CHARLOTTE, N.C. -- In its final offer to 27,000 unionized workers,
boosted earlier pay offers but didn't back down on its desire for the flexibility to increase outsourcing.
"We believe this is the best contract offer in America this year," Doug Kight, Boeing's lead labor negotiator, told reporters Thursday, hours after the company made its final offer to negotiators for the International Association of Machinists. "We believe it will probably be the best contract offer in America next year and maybe the year after."
The offer enables employees "to share in the success ... have helped to create, but also is good for our business," he said.
Now Boeing will begin trying to sell the offer to union members, a multimedia effort that will include radio commercials by Scott Carson, CEO of Boeing Commercial Airplanes. However, although Kight praised the IAM negotiators, he made it clear the company has nothing more to negotiate in the days before a scheduled Sept. 3 vote.
If they reject the contract, workers could strike as early as Sept. 4 , but only if two-thirds of those voting also vote to go on strike.
Boeing offered a pay increase of 11% over three years, up from the offer of 9% it made on Tuesday, as well as several tempting sweeteners. They include a signing bonus of $2,500 if the contract is approved in the scheduled Sept. 3 vote, as well as an additional lump-sum payment of $2,500 -- or 6% of annual pay, whichever is more.
Additionally, cost-of-living adjustments are projected to add 3% to workers' salaries, incentive pay would begin in the contract's third year, and pension payments would rise to $80 monthly for each year of service, up from $70.
On average, the offer will provide employees with $34,000 in additional pay over three years, Kight said.
On Thursday, Boeing also withdrew a proposal to eliminate retiree health care benefits for future hires who retire before age 65, and it withdrew a proposed contract change regarding facilities management subcontracting.
But the company did not make major alterations in contract language that allows it to continue to increase outsourcing as needed. "We had good discussions about that language," Kight said. "That was deemed satisfactory to us, the current language. With some process improvements made at (the union's) request, we've made proposals that don't change that."

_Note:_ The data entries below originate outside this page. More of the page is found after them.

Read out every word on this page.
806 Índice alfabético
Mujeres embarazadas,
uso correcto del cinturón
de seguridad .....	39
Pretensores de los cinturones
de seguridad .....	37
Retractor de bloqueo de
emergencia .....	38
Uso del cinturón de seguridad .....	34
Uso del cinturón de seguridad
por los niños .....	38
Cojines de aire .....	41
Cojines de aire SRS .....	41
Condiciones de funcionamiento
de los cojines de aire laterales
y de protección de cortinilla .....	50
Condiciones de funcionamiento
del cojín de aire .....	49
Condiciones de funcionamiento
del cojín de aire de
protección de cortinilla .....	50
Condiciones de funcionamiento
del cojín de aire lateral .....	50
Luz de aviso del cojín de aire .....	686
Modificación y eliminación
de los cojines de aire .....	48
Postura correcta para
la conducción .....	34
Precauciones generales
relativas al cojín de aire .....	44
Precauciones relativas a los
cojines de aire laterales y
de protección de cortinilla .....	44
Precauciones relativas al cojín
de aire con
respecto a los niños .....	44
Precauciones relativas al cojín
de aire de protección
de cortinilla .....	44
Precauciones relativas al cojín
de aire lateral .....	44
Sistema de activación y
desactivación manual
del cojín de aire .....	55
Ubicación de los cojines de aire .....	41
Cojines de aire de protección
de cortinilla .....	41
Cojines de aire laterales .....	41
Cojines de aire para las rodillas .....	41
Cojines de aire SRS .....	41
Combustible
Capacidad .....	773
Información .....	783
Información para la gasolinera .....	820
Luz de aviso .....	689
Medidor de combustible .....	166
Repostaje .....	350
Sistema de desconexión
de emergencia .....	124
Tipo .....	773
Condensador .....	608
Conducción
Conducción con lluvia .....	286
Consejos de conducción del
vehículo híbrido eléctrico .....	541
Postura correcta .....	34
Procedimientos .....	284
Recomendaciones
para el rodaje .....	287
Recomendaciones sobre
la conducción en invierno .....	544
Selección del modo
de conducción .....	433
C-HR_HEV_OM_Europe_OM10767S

So far, IAM leaders have not commented publicly on the offer, except to say that it is 300 pages long and they are "reviewing it line by line to see all changes and how they impact our members."
The company's plan to cease negotiating six days before the contract vote is an unusual one, since contract negotiations often result in last-minute settlements, as a ticking clock tends to bring out the compromise in people. Still, Kight rejected a reporter's suggestion that the company is "going around the union" saying "We have responded in very significant and substantial ways to what they have proposed to us."
In conversations with executives, employees have asked for time to consider a final offer, he said, noting: "As leaders it is not only our right, but also our obligation, to talk to our employees."
In an interview on Wednesday, Mark Blondin, lead negotiator for the IAM, has said the tactic of ending negotiations reflects a corporate arrogance. "Our union believes in the bargaining process, where two parties sit at the table and hammer things out," he said.
While the 11% increase is more than the earlier 9% offer, it is less than the 13% the IAM had sought.
Outsourcing remains a sticking point. Blondin said on Wednesday that the IAM would be willing to allow existing outsourcing to remain in place, but wants the right to retain the jobs it currently has. "We have said we don't want changes, but we want to be involved in the process of keeping work in-house for the people in this community," he said.
Three years ago, when the IAM struck the aircraft maker for four weeks, outsourcing was a key issue. According to aviation consultant Scott Hamilton, a month-long strike would force Boeing to defer revenue of about $3 billion, and to further delay delivery of its 787 aircraft. The plane is already more than a year behind the original schedule.